The second case study involved a National Pollutant Discharge Elimination System (NPDES) general permit for oil and gas exploration in Cook Inlet, Alaska. Even as this permit has evolved over time, now with federal and state authority split, the subject conditions have been based on environmental justice considerations dating back to 2006-2007. In the permit’s 2007 iteration, Region 10 incorporated environmental justice into this permitting process by collecting and considering tribal traditional knowledge about the effects of development and by imposing more restrictive permit conditions. These conditions imposed new monitoring requirements, extended the area where discharges were prohibited for all sources from 1,000 to 4,000 meters from sensitive coastal areas, and explicitly did not authorize several types of drilling discharges for new sources.

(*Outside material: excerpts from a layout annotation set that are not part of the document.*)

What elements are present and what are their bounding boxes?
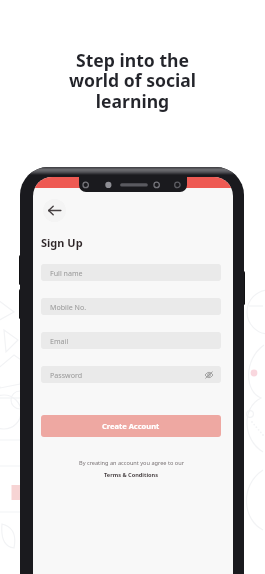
staticText: Sign Up [41,235,83,250]
staticText: Step into the world of social learning [0,48,265,113]
button[interactable]: Back [43,199,66,222]
staticText: Create Account [102,421,160,431]
button[interactable]: Full name [41,264,221,281]
button[interactable]: Terms & Conditions [104,471,159,479]
staticText: Email [50,336,69,346]
staticText: By creating an account you agree to our [79,459,184,467]
button[interactable]: Mobile No. [41,298,221,315]
staticText: Password [50,370,83,380]
button[interactable]: Email [41,332,221,349]
button[interactable]: Create Account [41,415,221,437]
button[interactable]: Password [41,366,221,383]
staticText: Mobile No. [50,302,87,312]
staticText: Full name [50,268,83,278]
other: Show password [205,371,213,379]
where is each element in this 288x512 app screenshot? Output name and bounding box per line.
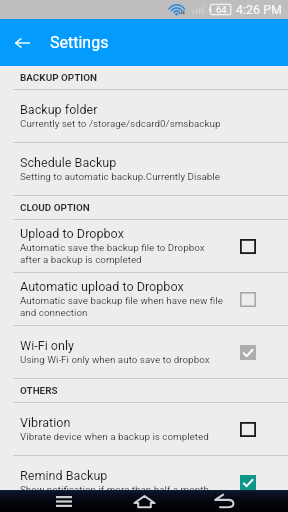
staticText: Vibrate device when a backup is complete… bbox=[20, 431, 209, 443]
staticText: Setting to automatic backup.Currently Di… bbox=[20, 171, 220, 183]
button[interactable]: Back bbox=[184, 490, 264, 512]
staticText: Backup folder bbox=[20, 102, 98, 117]
button[interactable]: Navigate up bbox=[0, 19, 44, 66]
staticText: Automatic save the backup file to Dropbo… bbox=[20, 242, 225, 266]
button[interactable]: Toggle bbox=[240, 475, 256, 490]
button[interactable]: Backup folder bbox=[0, 90, 288, 143]
staticText: BACKUP OPTION bbox=[20, 72, 97, 84]
staticText: CLOUD OPTION bbox=[20, 202, 90, 214]
staticText: Settings bbox=[50, 33, 109, 52]
button[interactable]: Schedule Backup bbox=[0, 143, 288, 196]
button[interactable]: Vibration bbox=[0, 403, 288, 456]
staticText: Vibration bbox=[20, 415, 71, 430]
staticText: Automatic save backup file when have new… bbox=[20, 295, 225, 319]
button[interactable]: Automatic upload to Dropbox bbox=[0, 273, 288, 326]
staticText: 64 bbox=[216, 4, 227, 15]
staticText: OTHERS bbox=[20, 385, 58, 397]
staticText: 4:26 PM bbox=[236, 2, 283, 17]
staticText: Wi-Fi only bbox=[20, 338, 75, 353]
button[interactable]: Toggle bbox=[240, 292, 256, 307]
button[interactable]: Toggle bbox=[240, 345, 256, 360]
button[interactable]: Wi-Fi only bbox=[0, 326, 288, 379]
staticText: Using Wi-Fi only when auto save to dropb… bbox=[20, 354, 210, 366]
staticText: Remind Backup bbox=[20, 468, 108, 483]
staticText: Currently set to /storage/sdcard0/smsbac… bbox=[20, 118, 221, 130]
button[interactable]: Remind Backup bbox=[0, 456, 288, 509]
staticText: Show notification if more than half a mo… bbox=[20, 484, 209, 496]
button[interactable]: Toggle bbox=[240, 239, 256, 254]
staticText: Automatic upload to Dropbox bbox=[20, 279, 184, 294]
button[interactable]: Home bbox=[104, 490, 184, 512]
button[interactable]: Upload to Dropbox bbox=[0, 220, 288, 273]
staticText: Schedule Backup bbox=[20, 155, 117, 170]
button[interactable]: Toggle bbox=[240, 422, 256, 437]
button[interactable]: Recent apps bbox=[24, 490, 104, 512]
staticText: Upload to Dropbox bbox=[20, 226, 124, 241]
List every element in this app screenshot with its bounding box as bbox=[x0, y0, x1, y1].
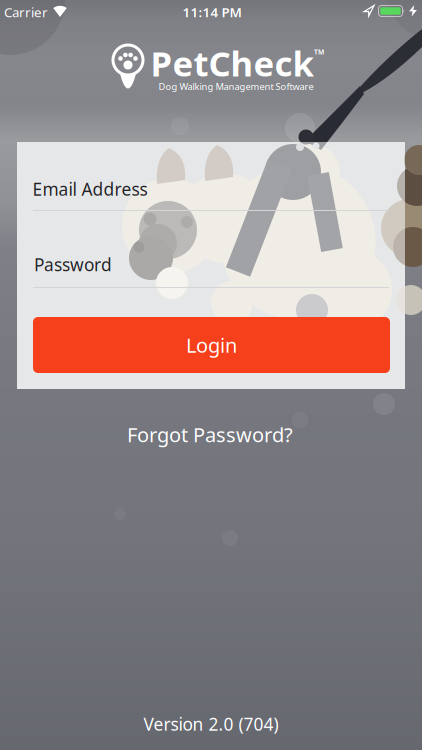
staticText: Carrier bbox=[4, 3, 48, 21]
staticText: Login bbox=[186, 332, 237, 358]
staticText: Email Address bbox=[32, 178, 148, 200]
staticText: 11:14 PM bbox=[182, 3, 242, 21]
staticText: Password bbox=[34, 253, 112, 276]
button[interactable]: Forgot Password? bbox=[127, 421, 293, 448]
button[interactable]: Email Address bbox=[33, 164, 389, 211]
button[interactable]: Password bbox=[33, 241, 389, 288]
staticText: Forgot Password? bbox=[127, 421, 293, 448]
staticText: TM bbox=[314, 48, 324, 56]
staticText: PetCheck bbox=[150, 40, 314, 86]
staticText: Version 2.0 (704) bbox=[144, 712, 278, 736]
staticText: Dog Walking Management Software bbox=[158, 80, 314, 93]
button[interactable]: Login bbox=[33, 317, 390, 373]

There are two striking facets of these case studies. First, even as EPA found no disproportionate adverse effect on minority populations, low-income populations, or tribal populations, EPA still included somewhat more restrictive permit conditions based upon environmental justice considerations. Second, the imposed conditions do not appear to be particularly onerous – perhaps explaining why the permittees did not challenge the additional restrictions. Opinions vary as to the impact of these “EJ conditions” on the permitting process, as EPA likely could have imposed these restrictions under existing statutes and regulations without any reference to environmental justice.
Nevertheless, EPA seems to be testing the limits of its authority and telegraphing its intent to continue these efforts. Consequently, practitioners and permit applicants should be wary of EPA seeking to impose potentially unnecessary conditions based upon environmental justice.